The SQL code calculates the total order value for customers' orders placed in the year 2016. It selects customer information (customer ID and contact name) and sums the product of unit price and quantity from order details to calculate the total order value. It then filters the results to include only customers whose total order value is greater than or equal to $10,000 and groups the results by customer ID and contact name.

### Ex.24 Find high-value customers - 2

This time, we define high-value customers as those who have made total order >= $15,000 (ignore discount).
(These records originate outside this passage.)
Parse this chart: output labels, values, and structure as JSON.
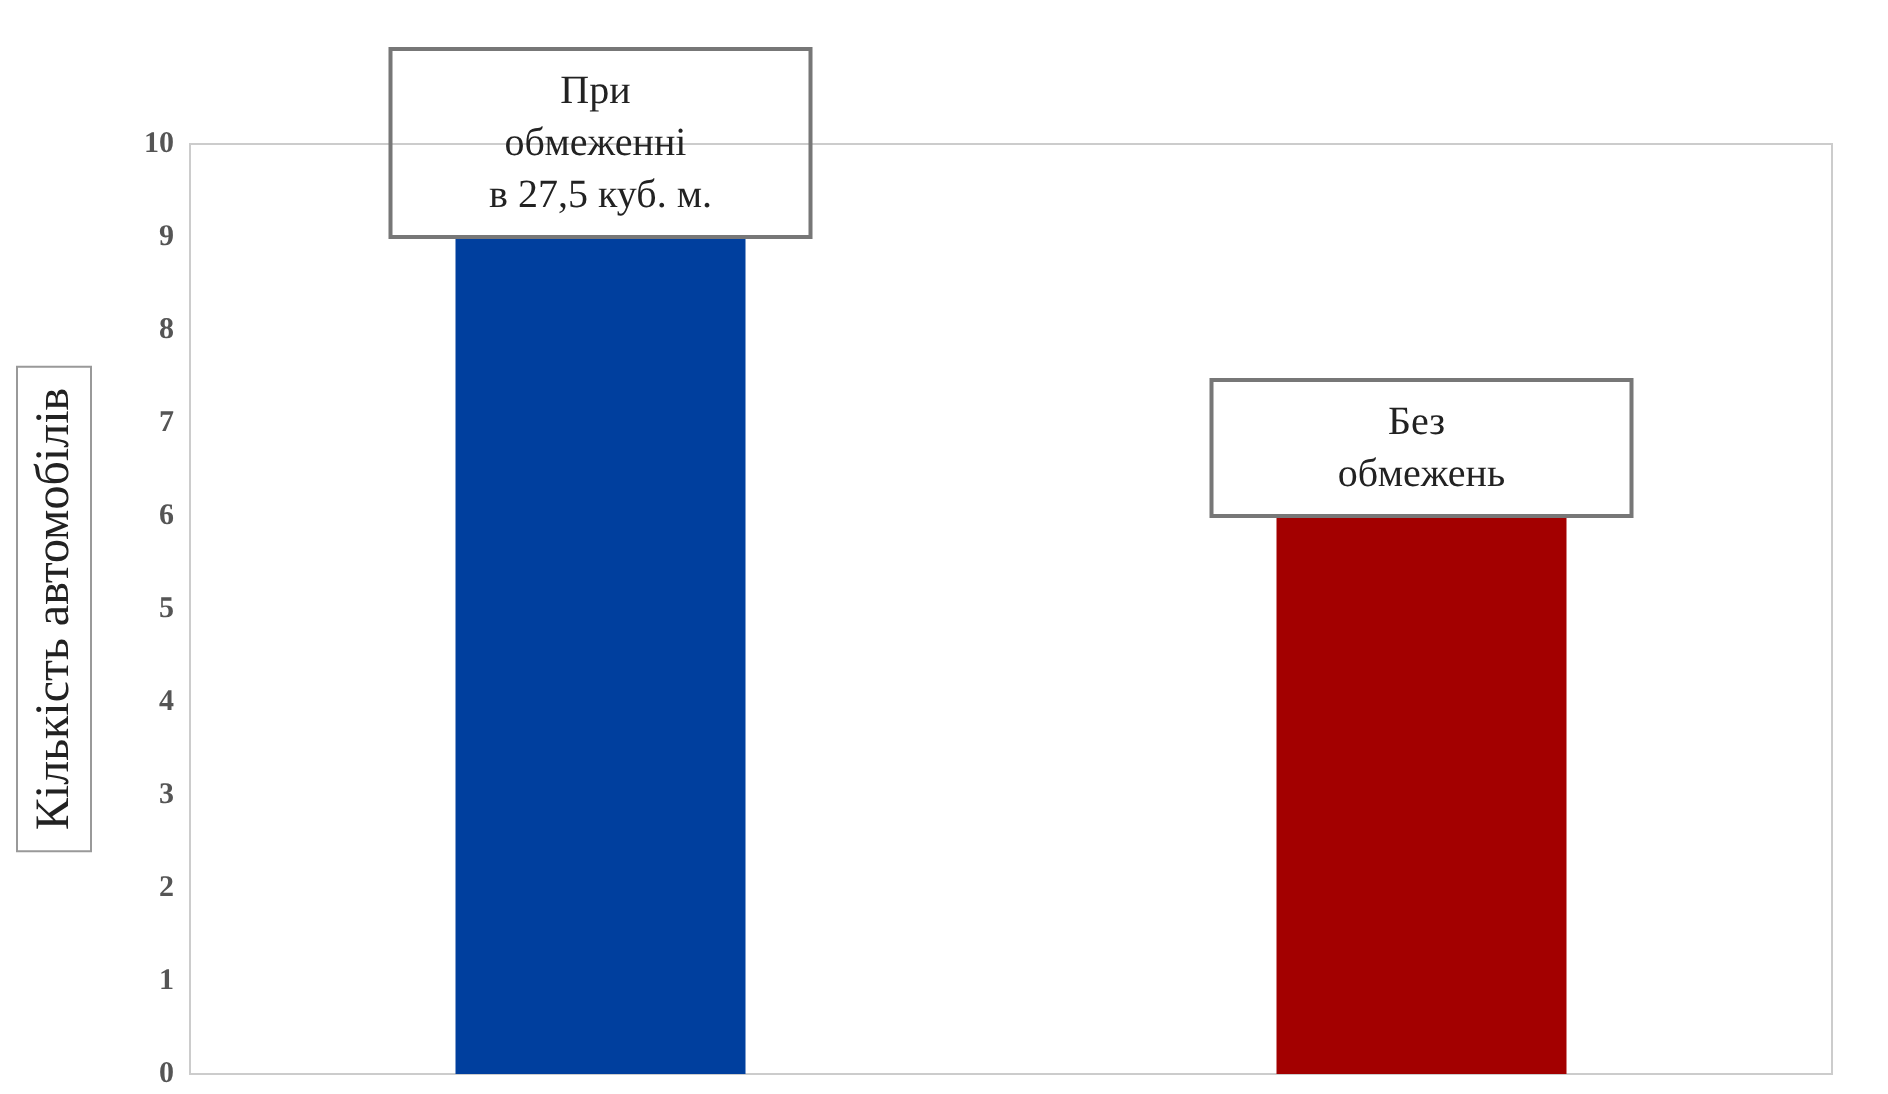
{
  "chart_data": {
    "type": "bar",
    "ylabel": "Кількість автомобілів",
    "categories": [
      "При обмеженні в 27,5 куб. м.",
      "Без обмежень"
    ],
    "values": [
      9,
      6
    ],
    "colors": [
      "#003f9e",
      "#a30000"
    ],
    "ylim": [
      0,
      10
    ],
    "yticks": [
      0,
      1,
      2,
      3,
      4,
      5,
      6,
      7,
      8,
      9,
      10
    ],
    "grid": false
  }
}
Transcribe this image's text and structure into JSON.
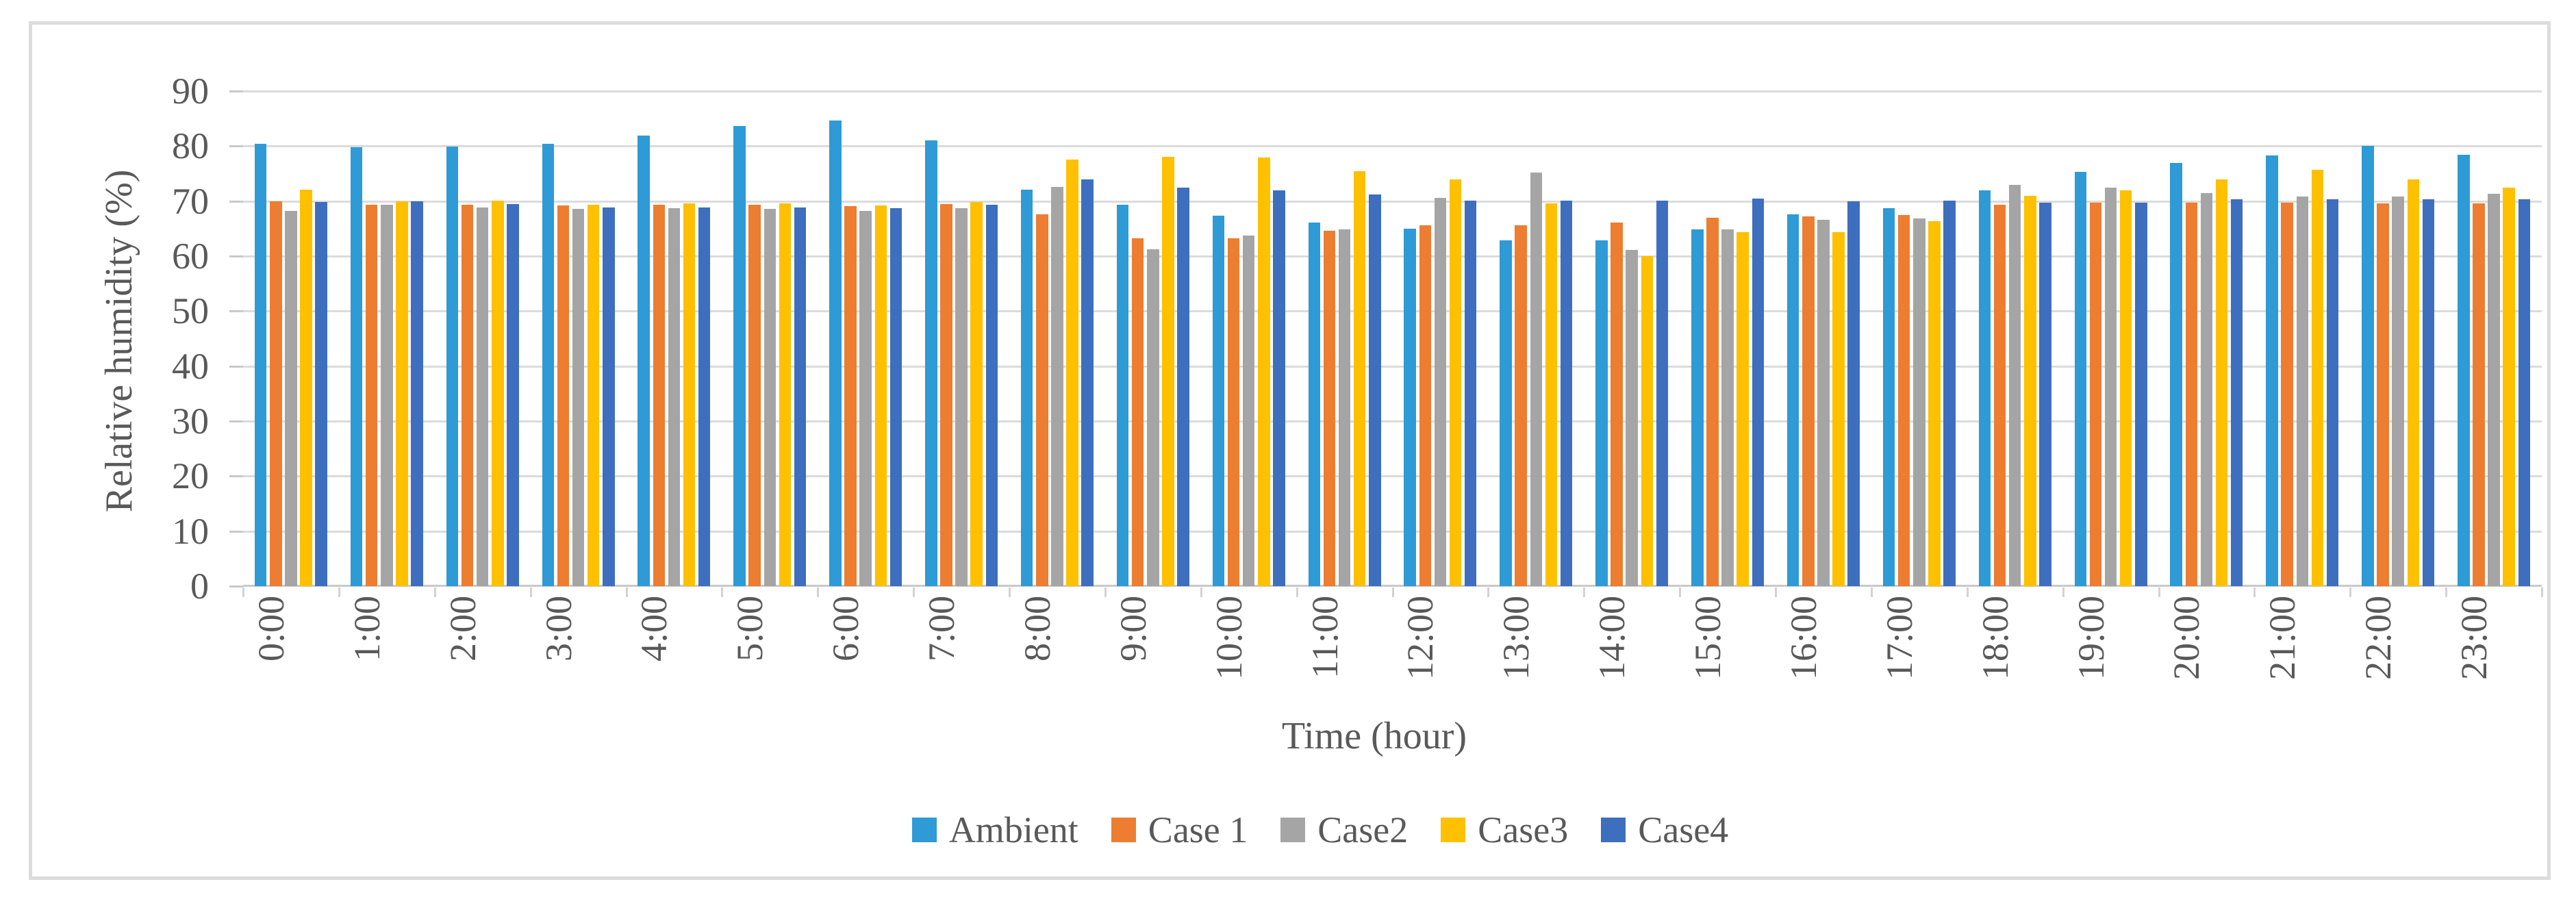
{
  "figure": {
    "border_color": "#DCDCDC",
    "background": "#FFFFFF",
    "text_color": "#595959",
    "gridline_color": "#DBDBDB"
  },
  "chart_data": {
    "type": "bar",
    "title": "",
    "xlabel": "Time (hour)",
    "ylabel": "Relative humidity (%)",
    "ylim": [
      0,
      90
    ],
    "ytick_step": 10,
    "yticks": [
      0,
      10,
      20,
      30,
      40,
      50,
      60,
      70,
      80,
      90
    ],
    "grid": true,
    "legend_position": "bottom",
    "categories": [
      "0:00",
      "1:00",
      "2:00",
      "3:00",
      "4:00",
      "5:00",
      "6:00",
      "7:00",
      "8:00",
      "9:00",
      "10:00",
      "11:00",
      "12:00",
      "13:00",
      "14:00",
      "15:00",
      "16:00",
      "17:00",
      "18:00",
      "19:00",
      "20:00",
      "21:00",
      "22:00",
      "23:00"
    ],
    "series": [
      {
        "name": "Ambient",
        "color": "#2E9AD6",
        "values": [
          80.4,
          79.8,
          79.9,
          80.4,
          81.9,
          83.6,
          84.7,
          81.1,
          72.1,
          69.4,
          67.3,
          66.1,
          65.0,
          62.9,
          62.9,
          64.9,
          67.6,
          68.7,
          72.0,
          75.3,
          76.9,
          78.3,
          80.1,
          78.4
        ]
      },
      {
        "name": "Case 1",
        "color": "#ED7D31",
        "values": [
          69.9,
          69.4,
          69.3,
          69.2,
          69.4,
          69.4,
          69.1,
          69.5,
          67.6,
          63.2,
          63.3,
          64.6,
          65.6,
          65.6,
          66.1,
          67.0,
          67.2,
          67.5,
          69.3,
          69.7,
          69.7,
          69.7,
          69.6,
          69.6
        ]
      },
      {
        "name": "Case2",
        "color": "#A5A5A5",
        "values": [
          68.2,
          69.3,
          68.9,
          68.6,
          68.7,
          68.6,
          68.2,
          68.7,
          72.6,
          61.2,
          63.7,
          64.9,
          70.6,
          75.2,
          61.1,
          64.9,
          66.6,
          66.9,
          73.0,
          72.5,
          71.4,
          70.8,
          70.8,
          71.3
        ]
      },
      {
        "name": "Case3",
        "color": "#FFC000",
        "values": [
          72.1,
          69.9,
          70.1,
          69.3,
          69.6,
          69.6,
          69.2,
          69.8,
          77.6,
          78.1,
          77.9,
          75.4,
          74.0,
          69.6,
          60.0,
          64.4,
          64.3,
          66.4,
          70.9,
          72.0,
          73.9,
          75.7,
          74.0,
          72.4
        ]
      },
      {
        "name": "Case4",
        "color": "#3E6EBE",
        "values": [
          69.8,
          69.9,
          69.5,
          68.9,
          68.9,
          68.8,
          68.7,
          69.3,
          73.9,
          72.5,
          72.0,
          71.2,
          70.1,
          70.1,
          70.1,
          70.5,
          70.0,
          70.1,
          69.7,
          69.7,
          70.3,
          70.3,
          70.3,
          70.3
        ]
      }
    ]
  }
}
We only consider orders placed in year 2016.

In [54]:
%%sql
-- start your code here
SELECT C.CustomerID, C.ContactName,SUM(OD.UnitPrice * OD.Quantity) AS TotalOrderValue
FROM Customers AS C
JOIN Orders AS O ON C.CustomerID = O.CustomerID
JOIN OrderDetails AS OD ON O.OrderID = OD.OrderID
WHERE strftime('%Y', O.OrderDate) = '2016'
GROUP BY C.CustomerID, C.ContactName
HAVING TotalOrderValue >= 15000;

 * sqlite:///northwind.sqlite3
Done.


CustomerID,ContactName,TotalOrderValue
ERNSH,Roland Mendel,42598.9
FOLKO,Maria Larsson,15973.85
HANAR,Mario Pontes,24238.05
HUNGO,Patricia McKenna,22796.340000000004
KOENE,Philip Cramer,20204.95
QUICK,Horst Kloss,40526.99
RATTC,Paula Wilson,21725.6
SAVEA,Jose Pavarotti,42806.25
WHITC,Karl Jablonski,15278.9


The SQL code calculates the total order value for customers' orders placed in the year 2016. It selects customer information (customer ID and contact name) and sums the product of unit price and quantity from order details to calculate the total order value. It then filters the results to include only customers whose total order value is greater than or equal to $15,000 and groups the results by customer ID and contact name.